The door opened on to the rat-maze partitioned world of the eighteenth floor which now housed the file clerks and section heads and auditors who concerned themselves with returns from small businesses like Catchprice Motors.
When Alistair’s star had been in the ascendant they had all worked here – although not on small businesses. During those years, no one on the eighteenth floor would have wasted their genius on Catchprice Motors.
They went to big-game fishing conventions in Port Stephens and photographed the people with the big boats and then investigated them to see if their income correlated with their assets. They spotted Rolls-Royces on the way to work and, on that chance encounter, began investigations that brought millions into the public purse. It is true that they were occasionally obsessive (Sally Ho started fifteen investigations on people with stone lion statues in their gardens) but mostly they were not vindictive. They investigated major corporations, multi-nationals with transfer pricing arrangements and off-shore tax havens. They went hunting for Slutzkin schemes, Currans, and sham charities. This is the work for which Alistair recruited Maria Takis and her best friend Gia Katalanis.
It had not been a rat-maze then. Alistair had had all the partitioning ripped out. There had been no careful grading of offices and desks but a clamorous paddock of excitable men and women who lived and breathed taxation. They worked long hours and drank too much red wine and smoked too many cigarettes and had affairs or ruined their marriages or did both at the same time. More than half of them came from within the Taxation Office but many – those with new degrees like Gia and Maria – came from outside it, and thereby leap-frogged several positions on the promotion ladder without sensing that the old Taxation Office was a resilient and unforgiving organism. Had they realized what enemies they were making it is unlikely they would have acted any differently – they were not cautious people. They were sometimes intolerant, always impatient, but they were also idealists and all of them were proud of their work and they were not reluctant to identify themselves at dinner parties as Tax Officers.

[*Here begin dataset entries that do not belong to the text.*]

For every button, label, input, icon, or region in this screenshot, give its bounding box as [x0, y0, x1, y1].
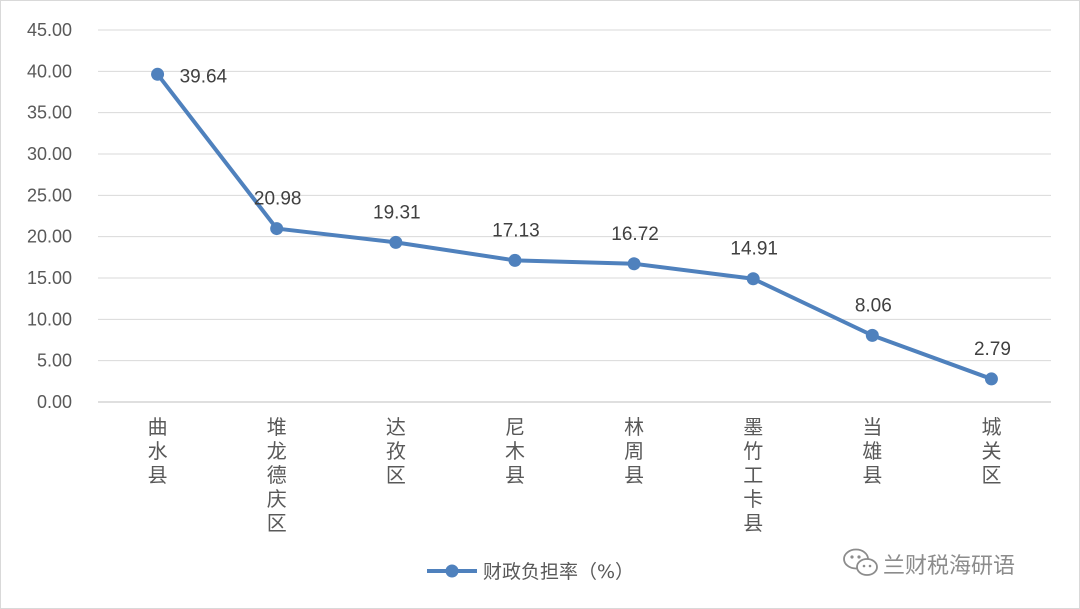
y-tick-label: 45.00 [27, 20, 72, 40]
x-axis-categories: 曲水县 堆龙德庆区 达孜区 尼木县 林周县 墨竹工卡县 当雄县 城关区 [148, 415, 1002, 535]
data-label: 20.98 [254, 189, 302, 210]
x-tick-label: 墨竹工卡县 [743, 415, 763, 535]
x-tick-label: 林周县 [624, 415, 644, 487]
data-point [627, 257, 641, 271]
data-point [151, 67, 165, 81]
data-label: 17.13 [492, 220, 540, 241]
data-point [270, 222, 284, 236]
x-tick-label: 尼木县 [505, 415, 525, 487]
x-tick-label: 曲水县 [148, 415, 168, 487]
x-tick-label: 堆龙德庆区 [267, 415, 287, 535]
wechat-icon [843, 548, 878, 576]
data-labels: 39.64 20.98 19.31 17.13 16.72 14.91 8.06 2.79 [180, 66, 1011, 360]
watermark-text: 兰财税海研语 [883, 554, 1015, 579]
data-point [746, 272, 760, 286]
series-line [155, 72, 994, 381]
gridlines [98, 29, 1051, 403]
x-tick-label: 达孜区 [386, 415, 406, 487]
y-tick-label: 5.00 [37, 351, 72, 371]
data-point [984, 372, 998, 386]
data-label: 2.79 [974, 339, 1011, 360]
y-tick-label: 25.00 [27, 185, 72, 205]
data-label: 14.91 [730, 239, 778, 260]
y-tick-label: 15.00 [27, 268, 72, 288]
watermark: 兰财税海研语 [843, 548, 1015, 579]
data-label: 8.06 [855, 295, 892, 316]
y-tick-label: 40.00 [27, 61, 72, 81]
y-tick-label: 35.00 [27, 103, 72, 123]
legend-marker-swatch [445, 564, 459, 578]
data-label: 19.31 [373, 202, 421, 223]
data-label: 39.64 [180, 66, 228, 87]
legend-label: 财政负担率（%） [483, 561, 634, 583]
data-point [508, 253, 522, 267]
x-tick-label: 城关区 [981, 415, 1001, 487]
y-tick-label: 0.00 [37, 392, 72, 412]
data-point [389, 235, 403, 249]
series-layer [151, 67, 998, 386]
x-tick-label: 当雄县 [862, 415, 882, 487]
y-axis-ticks: 0.00 5.00 10.00 15.00 20.00 25.00 30.00 35.00 40… [27, 20, 72, 412]
data-point [865, 328, 879, 342]
y-tick-label: 10.00 [27, 309, 72, 329]
y-tick-label: 20.00 [27, 227, 72, 247]
y-tick-label: 30.00 [27, 144, 72, 164]
data-label: 16.72 [611, 224, 659, 245]
legend: 财政负担率（%） [427, 561, 634, 583]
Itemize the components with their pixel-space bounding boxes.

It was Alistair who created this climate, and for a long time everyone in the Taxation Office – even those who later revealed themselves to be his enemies – must have been grateful to him. It was something to be able to reveal your profession carelessly.

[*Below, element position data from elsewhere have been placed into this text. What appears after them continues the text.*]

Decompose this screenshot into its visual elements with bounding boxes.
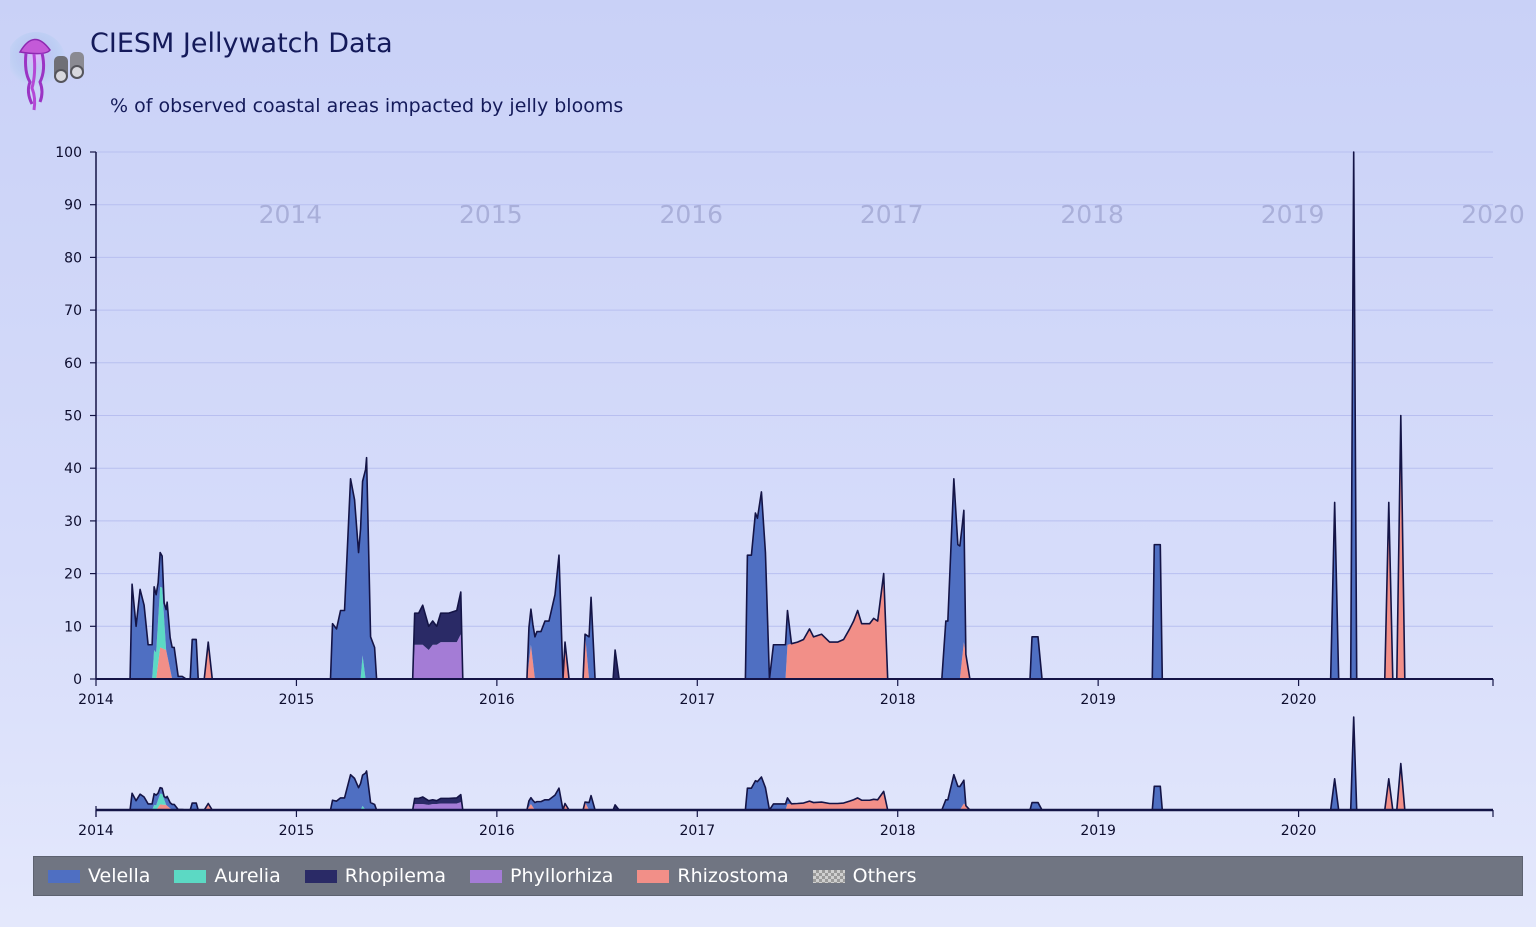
year-watermark-2017: 2017 — [860, 200, 924, 229]
main-area-phyllorhiza — [96, 415, 1491, 679]
main-area-aurelia — [96, 415, 1491, 679]
y-tick-label-90: 90 — [64, 198, 82, 214]
navigator-x-tick-label-2019: 2019 — [1080, 823, 1116, 839]
legend-label: Aurelia — [214, 865, 281, 887]
y-tick-label-70: 70 — [64, 303, 82, 319]
year-watermark-2016: 2016 — [659, 200, 723, 229]
x-tick-label-2017: 2017 — [679, 692, 715, 708]
navigator-total-outline — [96, 716, 1491, 811]
year-watermark-2015: 2015 — [459, 200, 523, 229]
aurelia-swatch — [174, 869, 207, 883]
x-tick-label-2016: 2016 — [479, 692, 515, 708]
legend-label: Rhopilema — [344, 865, 447, 887]
legend-item-velella[interactable]: Velella — [48, 865, 150, 887]
y-tick-label-0: 0 — [73, 672, 82, 688]
velella-swatch — [48, 869, 80, 883]
year-watermarks: 2014 2015 2016 2017 2018 2019 2020 — [259, 200, 1525, 229]
main-total-outline — [96, 151, 1491, 680]
x-tick-label-2014: 2014 — [78, 692, 114, 708]
y-tick-label-100: 100 — [55, 145, 82, 161]
year-watermark-2020: 2020 — [1461, 200, 1525, 229]
chart-subtitle: % of observed coastal areas impacted by … — [110, 95, 624, 117]
legend-label: Velella — [88, 865, 151, 887]
navigator-x-tick-label-2020: 2020 — [1281, 823, 1317, 839]
legend-item-aurelia[interactable]: Aurelia — [174, 865, 281, 887]
others-swatch — [812, 869, 845, 883]
legend-item-rhizostoma[interactable]: Rhizostoma — [637, 865, 789, 887]
main-area-rhopilema — [96, 415, 1491, 679]
y-tick-label-40: 40 — [64, 461, 82, 477]
y-tick-label-60: 60 — [64, 356, 82, 372]
y-tick-label-30: 30 — [64, 514, 82, 530]
year-watermark-2019: 2019 — [1261, 200, 1325, 229]
x-tick-label-2018: 2018 — [880, 692, 916, 708]
legend-label: Rhizostoma — [677, 865, 789, 887]
navigator-area-velella — [96, 717, 1491, 810]
rhopilema-swatch — [304, 869, 337, 883]
main-axes: 0 10 20 30 40 50 60 70 80 90 100 2014 2015 2016 2017 20… — [55, 145, 1494, 708]
main-area-plot — [96, 151, 1491, 680]
legend-item-phyllorhiza[interactable]: Phyllorhiza — [470, 865, 613, 887]
navigator-area-plot[interactable] — [96, 716, 1491, 811]
legend-label: Others — [852, 865, 917, 887]
x-tick-label-2019: 2019 — [1080, 692, 1116, 708]
y-tick-label-80: 80 — [64, 250, 82, 266]
y-tick-label-20: 20 — [64, 567, 82, 583]
app-title: CIESM Jellywatch Data — [90, 28, 393, 59]
navigator-x-tick-label-2015: 2015 — [279, 823, 315, 839]
x-tick-label-2020: 2020 — [1281, 692, 1317, 708]
jellywatch-chart[interactable]: 2014 2015 2016 2017 2018 2019 2020 0 10 20 30 40 50… — [0, 0, 1536, 850]
y-tick-label-50: 50 — [64, 409, 82, 425]
navigator-x-tick-label-2016: 2016 — [479, 823, 515, 839]
grid-lines — [96, 151, 1493, 627]
legend-label: Phyllorhiza — [510, 865, 614, 887]
jellyfish-binoculars-logo — [6, 22, 90, 114]
year-watermark-2014: 2014 — [259, 200, 323, 229]
legend: Velella Aurelia Rhopilema Phyllorhiza Rh… — [33, 856, 1523, 896]
navigator-x-tick-label-2017: 2017 — [679, 823, 715, 839]
year-watermark-2018: 2018 — [1060, 200, 1124, 229]
legend-item-others[interactable]: Others — [812, 865, 917, 887]
navigator-x-tick-label-2014: 2014 — [78, 823, 114, 839]
x-tick-label-2015: 2015 — [279, 692, 315, 708]
legend-item-rhopilema[interactable]: Rhopilema — [304, 865, 447, 887]
navigator-x-tick-label-2018: 2018 — [880, 823, 916, 839]
phyllorhiza-swatch — [470, 869, 503, 883]
rhizostoma-swatch — [637, 869, 670, 883]
navigator-axis: 2014 2015 2016 2017 2018 2019 2020 — [78, 806, 1494, 839]
y-tick-label-10: 10 — [64, 619, 82, 635]
main-area-rhizostoma — [96, 415, 1491, 679]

It was Alistair who said, on national television, that being a Tax Officer was the most pleasant work imaginable, like turning a tap to bring water to parched country. It felt wonderful to bring money flowing out of multi-national reservoirs into child-care centres and hospitals and social services. He grinned when he said it and his creased-up handsome face creased up some more and he cupped his hands as if cool river water were flowing over his big, farmer’s fingers and it was hard to watch him and not smile yourself. This was one half of Alistair’s great genius – that he was good on television. He sold taxation as a public good.